First Snowden. Then tracking you on wheels. Now spies on a plane. Yes, surveillance is everywhere
The US government’s secret airborne dragnet is just the latest tool to snoop on your phone. Why aren’t we stopping this?
Trevor Timm
GuardianUK
Saturday 15 November 2014
US government-owned airplanes that can cover most of the continental United States are covertly flying around the country, spying on tens of thousands of innocent people’s cellphones. It sounds like a movie plot, but in a remarkable report published on Thursday, the Wall Street Journal exposed that these spy planes are part of an actual mass surveillance program overseen by the Justice Department (DOJ). And it’s been kept secret from the public for years.
The Journal explained that the US Marshals Service, a sub-agency under DOJ’s control, has a small fleet of Cessna airplanes that are currently armed with high-tech surveillance gear called “dirtboxes” – essentially fake cell towers tricking your phone into connecting to them – that can vacuum the identifying information and location of ten of thousands of phones in a single flight.
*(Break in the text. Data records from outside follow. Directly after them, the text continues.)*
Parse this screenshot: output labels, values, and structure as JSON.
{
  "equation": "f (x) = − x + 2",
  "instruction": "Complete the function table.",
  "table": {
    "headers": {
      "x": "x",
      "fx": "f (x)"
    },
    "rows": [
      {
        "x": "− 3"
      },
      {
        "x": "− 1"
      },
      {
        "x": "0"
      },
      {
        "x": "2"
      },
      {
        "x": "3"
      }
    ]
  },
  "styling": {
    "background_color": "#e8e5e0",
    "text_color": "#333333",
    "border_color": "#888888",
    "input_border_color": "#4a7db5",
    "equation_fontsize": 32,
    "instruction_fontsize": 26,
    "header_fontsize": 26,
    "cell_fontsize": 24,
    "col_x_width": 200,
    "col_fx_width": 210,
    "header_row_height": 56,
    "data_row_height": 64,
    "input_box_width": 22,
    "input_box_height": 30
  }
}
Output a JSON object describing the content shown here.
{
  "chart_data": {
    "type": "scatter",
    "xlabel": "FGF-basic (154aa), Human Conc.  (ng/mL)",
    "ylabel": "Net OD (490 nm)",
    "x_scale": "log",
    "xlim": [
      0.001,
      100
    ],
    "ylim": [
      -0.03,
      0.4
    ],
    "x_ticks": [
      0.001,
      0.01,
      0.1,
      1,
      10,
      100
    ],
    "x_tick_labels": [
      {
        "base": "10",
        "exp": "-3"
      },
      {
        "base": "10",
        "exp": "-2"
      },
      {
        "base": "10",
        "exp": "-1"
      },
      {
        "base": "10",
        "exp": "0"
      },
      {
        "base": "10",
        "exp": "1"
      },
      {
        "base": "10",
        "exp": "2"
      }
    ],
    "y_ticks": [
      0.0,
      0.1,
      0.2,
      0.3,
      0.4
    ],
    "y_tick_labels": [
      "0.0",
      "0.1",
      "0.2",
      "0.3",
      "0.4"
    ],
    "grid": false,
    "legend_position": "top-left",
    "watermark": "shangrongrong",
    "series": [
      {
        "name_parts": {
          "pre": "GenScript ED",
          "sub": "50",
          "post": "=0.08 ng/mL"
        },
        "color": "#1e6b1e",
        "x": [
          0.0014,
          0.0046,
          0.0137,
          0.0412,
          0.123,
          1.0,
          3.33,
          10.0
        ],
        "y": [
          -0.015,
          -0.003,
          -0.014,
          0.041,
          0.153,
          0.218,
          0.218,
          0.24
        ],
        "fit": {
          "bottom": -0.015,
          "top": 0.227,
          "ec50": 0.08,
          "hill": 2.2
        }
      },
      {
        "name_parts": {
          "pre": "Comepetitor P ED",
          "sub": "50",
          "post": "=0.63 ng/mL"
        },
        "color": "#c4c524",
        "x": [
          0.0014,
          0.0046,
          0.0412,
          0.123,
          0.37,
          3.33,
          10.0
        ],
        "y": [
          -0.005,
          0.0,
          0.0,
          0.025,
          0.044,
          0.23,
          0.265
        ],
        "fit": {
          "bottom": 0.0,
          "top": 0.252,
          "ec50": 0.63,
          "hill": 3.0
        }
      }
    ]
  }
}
The Marshalls allegedly use the mass spying planes to locate suspects, but of course the vast, vast majority of phones they end up spying on belong to completely innocent individuals. Per the Journal’s Devlin Barrett:
The U.S. Marshals Service program, which became fully functional around 2007, operates Cessna aircraft from at least five metropolitan-area airports, with a flying range covering most of the U.S. population, according to people familiar with the program.